Hello guys do you have 18650 battery shield module and SIM808 dev. board module. Thank you so much for any response.

here are the sample photos of the board for reference:

OK here is the battery shield. Note the dimensions were taken from a jpg image so are likely not all that accurate (mostly important in pcb!) If you have a board, print out the pcb footprint at 1:1 scale and compare it to the board (and provide corrections if it is wrong!) As well the mounting holes are by default not drilled in pcb, if you want mounting holes you need to drag a hole (from core partsépcb) in to the sketch and place it over the circle in silkscreen and set the appropriate size.

4x18650-battery-shield.fzpz (12.8 KB)

edit: Someone asked for the 1 and 2 battery versions as well, added here

2x18650-battery-shield.fzpz (9.8 KB)

1x18650-battery-shield.fzpz (8.6 KB)

I`ll do the other one in a while.

Peter

Here is the Sim808 module. The only unusual thing here is that the 3 row pin needs some special handling in pcb. First you need to reduce the grid size from 0.1in to 0.05in to allow for the reduced clearance between the pins:

then the traces to the middle row of pins need to be reduced to 16mil thickness in Inspector.

with that done the board passes DRC with the default professional settings.

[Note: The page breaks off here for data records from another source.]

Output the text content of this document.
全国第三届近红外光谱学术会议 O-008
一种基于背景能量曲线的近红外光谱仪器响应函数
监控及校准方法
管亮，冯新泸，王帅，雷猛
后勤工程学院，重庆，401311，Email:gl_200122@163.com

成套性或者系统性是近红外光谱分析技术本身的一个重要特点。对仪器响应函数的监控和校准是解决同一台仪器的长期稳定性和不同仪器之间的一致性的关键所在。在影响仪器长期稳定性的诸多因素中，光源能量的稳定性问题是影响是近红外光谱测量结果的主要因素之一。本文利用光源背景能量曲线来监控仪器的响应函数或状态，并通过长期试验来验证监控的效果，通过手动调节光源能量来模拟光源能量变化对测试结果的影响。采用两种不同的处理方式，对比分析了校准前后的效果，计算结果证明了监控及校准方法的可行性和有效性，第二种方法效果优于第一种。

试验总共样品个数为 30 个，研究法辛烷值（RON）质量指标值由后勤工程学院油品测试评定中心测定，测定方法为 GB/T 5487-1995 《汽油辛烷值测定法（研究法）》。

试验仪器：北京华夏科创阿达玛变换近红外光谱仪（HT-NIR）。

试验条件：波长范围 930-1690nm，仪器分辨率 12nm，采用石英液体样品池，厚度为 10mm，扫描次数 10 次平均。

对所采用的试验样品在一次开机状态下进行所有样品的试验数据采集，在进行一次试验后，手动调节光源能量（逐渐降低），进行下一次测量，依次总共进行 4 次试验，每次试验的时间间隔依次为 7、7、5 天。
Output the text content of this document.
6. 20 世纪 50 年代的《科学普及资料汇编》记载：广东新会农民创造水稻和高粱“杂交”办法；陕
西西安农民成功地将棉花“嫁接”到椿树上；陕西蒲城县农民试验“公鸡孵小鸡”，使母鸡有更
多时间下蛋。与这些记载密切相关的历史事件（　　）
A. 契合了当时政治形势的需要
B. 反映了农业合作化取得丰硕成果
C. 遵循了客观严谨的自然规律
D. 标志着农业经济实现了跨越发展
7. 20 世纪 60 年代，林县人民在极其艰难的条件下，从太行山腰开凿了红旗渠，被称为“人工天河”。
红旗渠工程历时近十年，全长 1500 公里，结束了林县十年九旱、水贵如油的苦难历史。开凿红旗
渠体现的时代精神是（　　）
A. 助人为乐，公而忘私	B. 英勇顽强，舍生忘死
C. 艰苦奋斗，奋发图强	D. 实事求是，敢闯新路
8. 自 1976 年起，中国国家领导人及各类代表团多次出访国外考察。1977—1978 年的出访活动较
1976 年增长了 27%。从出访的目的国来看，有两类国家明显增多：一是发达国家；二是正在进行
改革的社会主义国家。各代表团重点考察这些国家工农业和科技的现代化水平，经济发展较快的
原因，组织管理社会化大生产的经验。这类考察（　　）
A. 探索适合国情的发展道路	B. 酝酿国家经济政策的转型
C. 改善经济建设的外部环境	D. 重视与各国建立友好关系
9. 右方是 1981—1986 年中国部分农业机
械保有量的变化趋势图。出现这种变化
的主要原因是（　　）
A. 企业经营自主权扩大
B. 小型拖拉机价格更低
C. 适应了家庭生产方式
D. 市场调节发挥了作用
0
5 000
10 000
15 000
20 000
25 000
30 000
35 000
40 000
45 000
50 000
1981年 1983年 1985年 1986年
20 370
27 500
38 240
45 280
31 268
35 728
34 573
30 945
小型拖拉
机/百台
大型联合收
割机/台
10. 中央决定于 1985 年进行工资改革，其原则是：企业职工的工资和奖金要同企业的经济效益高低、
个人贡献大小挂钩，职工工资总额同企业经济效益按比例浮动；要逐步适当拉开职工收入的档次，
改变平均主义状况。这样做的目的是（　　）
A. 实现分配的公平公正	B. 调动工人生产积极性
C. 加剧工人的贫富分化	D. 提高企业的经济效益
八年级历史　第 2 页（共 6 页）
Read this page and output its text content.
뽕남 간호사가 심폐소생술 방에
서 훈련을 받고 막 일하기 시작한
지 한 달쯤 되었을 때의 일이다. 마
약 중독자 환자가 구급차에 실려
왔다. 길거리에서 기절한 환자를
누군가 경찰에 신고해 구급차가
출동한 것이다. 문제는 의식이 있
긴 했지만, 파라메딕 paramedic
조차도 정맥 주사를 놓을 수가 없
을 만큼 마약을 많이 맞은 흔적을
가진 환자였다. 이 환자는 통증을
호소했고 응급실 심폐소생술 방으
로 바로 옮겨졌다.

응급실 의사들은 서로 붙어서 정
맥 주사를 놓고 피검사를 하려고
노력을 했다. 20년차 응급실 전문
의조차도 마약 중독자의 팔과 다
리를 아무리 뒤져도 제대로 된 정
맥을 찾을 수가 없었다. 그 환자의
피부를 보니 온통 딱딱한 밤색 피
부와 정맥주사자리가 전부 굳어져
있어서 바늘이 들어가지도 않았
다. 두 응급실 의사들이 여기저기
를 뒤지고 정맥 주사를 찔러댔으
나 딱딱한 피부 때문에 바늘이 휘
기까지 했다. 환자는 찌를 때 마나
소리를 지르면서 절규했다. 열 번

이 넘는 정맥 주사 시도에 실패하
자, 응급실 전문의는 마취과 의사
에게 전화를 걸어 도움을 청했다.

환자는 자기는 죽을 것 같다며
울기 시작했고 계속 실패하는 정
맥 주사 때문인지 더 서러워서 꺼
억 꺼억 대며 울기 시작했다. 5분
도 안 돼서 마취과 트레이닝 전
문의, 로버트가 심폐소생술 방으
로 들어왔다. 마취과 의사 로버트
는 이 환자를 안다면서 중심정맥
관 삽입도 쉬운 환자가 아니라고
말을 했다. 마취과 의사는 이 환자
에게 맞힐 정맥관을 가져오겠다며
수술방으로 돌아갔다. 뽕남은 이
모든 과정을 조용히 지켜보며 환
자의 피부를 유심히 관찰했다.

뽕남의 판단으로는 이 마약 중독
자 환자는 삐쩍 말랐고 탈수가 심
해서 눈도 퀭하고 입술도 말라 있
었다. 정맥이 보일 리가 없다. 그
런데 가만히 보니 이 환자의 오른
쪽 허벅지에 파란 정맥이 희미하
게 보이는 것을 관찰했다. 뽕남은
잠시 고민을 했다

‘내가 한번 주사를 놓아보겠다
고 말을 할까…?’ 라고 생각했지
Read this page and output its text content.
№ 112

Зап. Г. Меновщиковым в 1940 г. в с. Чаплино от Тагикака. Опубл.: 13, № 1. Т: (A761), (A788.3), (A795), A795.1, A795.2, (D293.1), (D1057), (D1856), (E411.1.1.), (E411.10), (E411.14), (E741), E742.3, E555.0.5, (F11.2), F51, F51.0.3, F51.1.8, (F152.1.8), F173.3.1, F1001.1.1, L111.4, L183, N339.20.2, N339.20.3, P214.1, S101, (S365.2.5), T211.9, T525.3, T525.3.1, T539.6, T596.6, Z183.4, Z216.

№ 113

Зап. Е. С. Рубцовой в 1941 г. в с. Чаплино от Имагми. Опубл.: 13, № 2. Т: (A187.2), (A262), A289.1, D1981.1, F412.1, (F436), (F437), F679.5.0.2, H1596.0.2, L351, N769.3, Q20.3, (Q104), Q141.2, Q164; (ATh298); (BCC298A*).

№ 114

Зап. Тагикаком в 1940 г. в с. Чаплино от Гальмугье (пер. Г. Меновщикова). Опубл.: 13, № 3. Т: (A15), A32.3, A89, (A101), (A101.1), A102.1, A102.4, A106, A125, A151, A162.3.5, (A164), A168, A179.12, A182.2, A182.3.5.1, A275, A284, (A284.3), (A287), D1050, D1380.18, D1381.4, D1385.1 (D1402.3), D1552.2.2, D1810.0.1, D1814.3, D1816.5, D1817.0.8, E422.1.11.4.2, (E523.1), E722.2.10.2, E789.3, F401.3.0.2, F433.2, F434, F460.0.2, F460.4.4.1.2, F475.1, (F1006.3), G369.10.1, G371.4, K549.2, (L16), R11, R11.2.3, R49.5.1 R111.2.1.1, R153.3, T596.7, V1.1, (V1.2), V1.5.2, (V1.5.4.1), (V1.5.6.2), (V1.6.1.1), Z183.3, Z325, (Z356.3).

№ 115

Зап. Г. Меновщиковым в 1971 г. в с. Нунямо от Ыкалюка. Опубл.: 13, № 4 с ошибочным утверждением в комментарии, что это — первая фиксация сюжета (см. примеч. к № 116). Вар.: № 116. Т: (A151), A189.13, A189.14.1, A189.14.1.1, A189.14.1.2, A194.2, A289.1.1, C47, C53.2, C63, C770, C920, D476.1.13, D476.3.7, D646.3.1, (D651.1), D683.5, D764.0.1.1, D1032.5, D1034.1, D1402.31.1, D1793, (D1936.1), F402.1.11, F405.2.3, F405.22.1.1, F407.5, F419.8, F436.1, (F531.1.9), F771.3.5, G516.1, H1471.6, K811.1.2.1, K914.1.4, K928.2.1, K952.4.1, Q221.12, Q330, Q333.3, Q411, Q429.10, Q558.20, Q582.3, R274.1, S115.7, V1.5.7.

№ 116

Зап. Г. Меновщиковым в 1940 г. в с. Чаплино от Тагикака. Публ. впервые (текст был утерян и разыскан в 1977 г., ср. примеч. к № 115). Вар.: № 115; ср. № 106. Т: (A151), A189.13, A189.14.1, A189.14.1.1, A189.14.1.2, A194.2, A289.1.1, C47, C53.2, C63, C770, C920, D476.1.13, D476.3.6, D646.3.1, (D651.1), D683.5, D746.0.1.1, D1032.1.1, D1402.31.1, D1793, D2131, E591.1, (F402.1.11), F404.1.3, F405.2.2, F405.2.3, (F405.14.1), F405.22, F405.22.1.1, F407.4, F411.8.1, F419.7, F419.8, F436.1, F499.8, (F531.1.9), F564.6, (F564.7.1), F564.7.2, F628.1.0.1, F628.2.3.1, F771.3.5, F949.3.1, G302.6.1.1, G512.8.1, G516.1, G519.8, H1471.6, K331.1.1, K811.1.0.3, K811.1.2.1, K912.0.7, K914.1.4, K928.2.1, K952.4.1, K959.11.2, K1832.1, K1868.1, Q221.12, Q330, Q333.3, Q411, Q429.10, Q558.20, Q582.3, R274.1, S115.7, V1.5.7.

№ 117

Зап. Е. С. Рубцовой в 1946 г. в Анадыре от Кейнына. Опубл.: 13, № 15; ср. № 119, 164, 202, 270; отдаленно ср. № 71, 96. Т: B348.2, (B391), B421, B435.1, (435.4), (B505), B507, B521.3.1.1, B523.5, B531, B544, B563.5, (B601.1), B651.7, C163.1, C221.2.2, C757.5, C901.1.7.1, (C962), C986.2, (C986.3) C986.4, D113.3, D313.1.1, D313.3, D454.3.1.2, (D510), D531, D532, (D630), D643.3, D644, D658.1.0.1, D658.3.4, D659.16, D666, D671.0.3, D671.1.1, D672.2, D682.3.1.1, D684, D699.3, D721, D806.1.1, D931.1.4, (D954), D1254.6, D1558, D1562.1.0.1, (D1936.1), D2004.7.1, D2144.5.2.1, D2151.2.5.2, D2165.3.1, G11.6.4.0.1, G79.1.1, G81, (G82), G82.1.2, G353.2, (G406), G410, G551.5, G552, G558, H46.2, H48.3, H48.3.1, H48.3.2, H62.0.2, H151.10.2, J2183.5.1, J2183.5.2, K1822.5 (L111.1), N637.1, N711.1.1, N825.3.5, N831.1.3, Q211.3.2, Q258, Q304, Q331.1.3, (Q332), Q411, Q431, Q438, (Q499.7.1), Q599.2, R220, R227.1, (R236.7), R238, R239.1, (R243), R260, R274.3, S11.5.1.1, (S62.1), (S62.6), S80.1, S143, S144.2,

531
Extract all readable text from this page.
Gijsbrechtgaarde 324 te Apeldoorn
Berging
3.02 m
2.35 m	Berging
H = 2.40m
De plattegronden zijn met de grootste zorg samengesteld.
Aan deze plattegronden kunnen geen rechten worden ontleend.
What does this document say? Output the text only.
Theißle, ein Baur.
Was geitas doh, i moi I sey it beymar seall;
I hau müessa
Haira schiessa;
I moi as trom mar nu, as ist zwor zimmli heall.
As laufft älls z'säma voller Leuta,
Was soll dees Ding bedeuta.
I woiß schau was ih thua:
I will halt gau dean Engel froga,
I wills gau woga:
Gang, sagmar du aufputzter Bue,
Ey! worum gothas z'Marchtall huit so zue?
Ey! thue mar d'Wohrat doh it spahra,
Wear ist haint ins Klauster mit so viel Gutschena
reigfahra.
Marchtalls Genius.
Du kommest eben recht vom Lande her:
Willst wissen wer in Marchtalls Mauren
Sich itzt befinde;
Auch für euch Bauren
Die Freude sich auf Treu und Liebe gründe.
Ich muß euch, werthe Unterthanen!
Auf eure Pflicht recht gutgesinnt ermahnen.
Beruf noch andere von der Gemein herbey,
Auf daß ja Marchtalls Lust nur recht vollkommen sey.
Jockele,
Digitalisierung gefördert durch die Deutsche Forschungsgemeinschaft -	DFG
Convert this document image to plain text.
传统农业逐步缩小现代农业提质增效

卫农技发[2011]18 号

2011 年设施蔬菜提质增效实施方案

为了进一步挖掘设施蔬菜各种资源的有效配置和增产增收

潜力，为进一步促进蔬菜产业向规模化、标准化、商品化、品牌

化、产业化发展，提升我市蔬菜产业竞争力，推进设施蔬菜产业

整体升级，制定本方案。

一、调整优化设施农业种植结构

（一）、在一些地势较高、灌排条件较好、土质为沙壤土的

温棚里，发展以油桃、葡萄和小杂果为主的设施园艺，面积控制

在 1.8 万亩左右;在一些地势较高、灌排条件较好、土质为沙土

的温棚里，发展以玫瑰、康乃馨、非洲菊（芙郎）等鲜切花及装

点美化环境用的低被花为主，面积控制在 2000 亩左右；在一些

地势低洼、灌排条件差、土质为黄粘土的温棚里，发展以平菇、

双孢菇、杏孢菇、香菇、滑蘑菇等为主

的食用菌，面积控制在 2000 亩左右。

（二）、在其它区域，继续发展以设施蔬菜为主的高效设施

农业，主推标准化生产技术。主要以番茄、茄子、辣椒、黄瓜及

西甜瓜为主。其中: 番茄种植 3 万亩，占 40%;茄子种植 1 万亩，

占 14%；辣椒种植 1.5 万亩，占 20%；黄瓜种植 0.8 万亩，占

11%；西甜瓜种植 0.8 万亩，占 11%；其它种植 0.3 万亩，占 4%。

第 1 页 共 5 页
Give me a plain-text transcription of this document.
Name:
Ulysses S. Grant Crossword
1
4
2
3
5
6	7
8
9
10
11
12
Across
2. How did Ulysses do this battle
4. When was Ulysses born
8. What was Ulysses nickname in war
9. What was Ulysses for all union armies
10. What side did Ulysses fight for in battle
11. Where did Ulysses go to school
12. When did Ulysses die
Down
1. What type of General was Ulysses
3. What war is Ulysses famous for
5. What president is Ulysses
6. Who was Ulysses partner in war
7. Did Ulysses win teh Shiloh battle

Note some of the text labels on breadboard may be wrong. The jpeg images are poor quality and borderline unreadable so some are a guess.

edit:

See the discussion below, I decided since it was done anyway to add the modified part below. If you really need access to the middle pins this part gives you another (but more difficult!) path.

edit1: The better all around solution. This part will take default 24mil traces between the pins horizontally, and with a fine grid size for positioning (which is a bit odd!) 16mil traces vertically.

sim808-gps-gsm-dev-board.fzpz (33.4 KB)

Peter

I wonder if rotating the pads in the centre row of pins would help any? By 45° or maybe less. Simplify the trace connections. That should still leave room to route a (zig-zag) trace past the centre row if needed.

Interesting idea, I’ll try it and see if it works.

edit:

Doesn’t seem to buy enough to be worthwhile. Moving to just the (small!) underlying pads would be better I think. That way you have the option of going either way, with the loss of the extra area in the pad to solder to. The 45 degree angle makes both side and top of the middle pin inaccessible.

with only the circles you should be able to get a trace either way (with as noted a loss of solderable area.

Peter

What I was “thinking”, was to leave the outer columns straight, as they were, and only rotate the centre colomn. So on the above screen shot, the bottom row, leave the outer 2 as is, and rotate the middle one.

With a couple or 4mm reduction in pad width, that works and may be useful. Only with a 0.005 grid size and 8mil traces, but DRC passes while still leaving a decent solder pad and another routing option to the middle pins:

I’m not sure it is worth doing to this particular board, but in a more complex multi row connector setup it may be useful.

Peter

Looking at that, maybe slightly less rotation, so that it leaves room to get a trace between the rotated pads as well. If that does not close off the space between the centre and edge columns

It’s always going to be trade offs. Just another variant to consider. For edge cases.

Senility setting in is the only explanation! This is a solved problem (well the two row case is anyway.) A couple of years ago I made a RPI 40 pin GPIO connector that will take 24mil traces between pins. Starting from there I shrank the middle pad until I can get a 16mil trace up the middle (the offset is odd, so you need a really fine grid size though!) vertically and a 24mil horizontally. I even had a board made (only two row though) with 24mil traces between pins to verify that it really worked in practice. I’ll replace the part above with a proper one in a minute.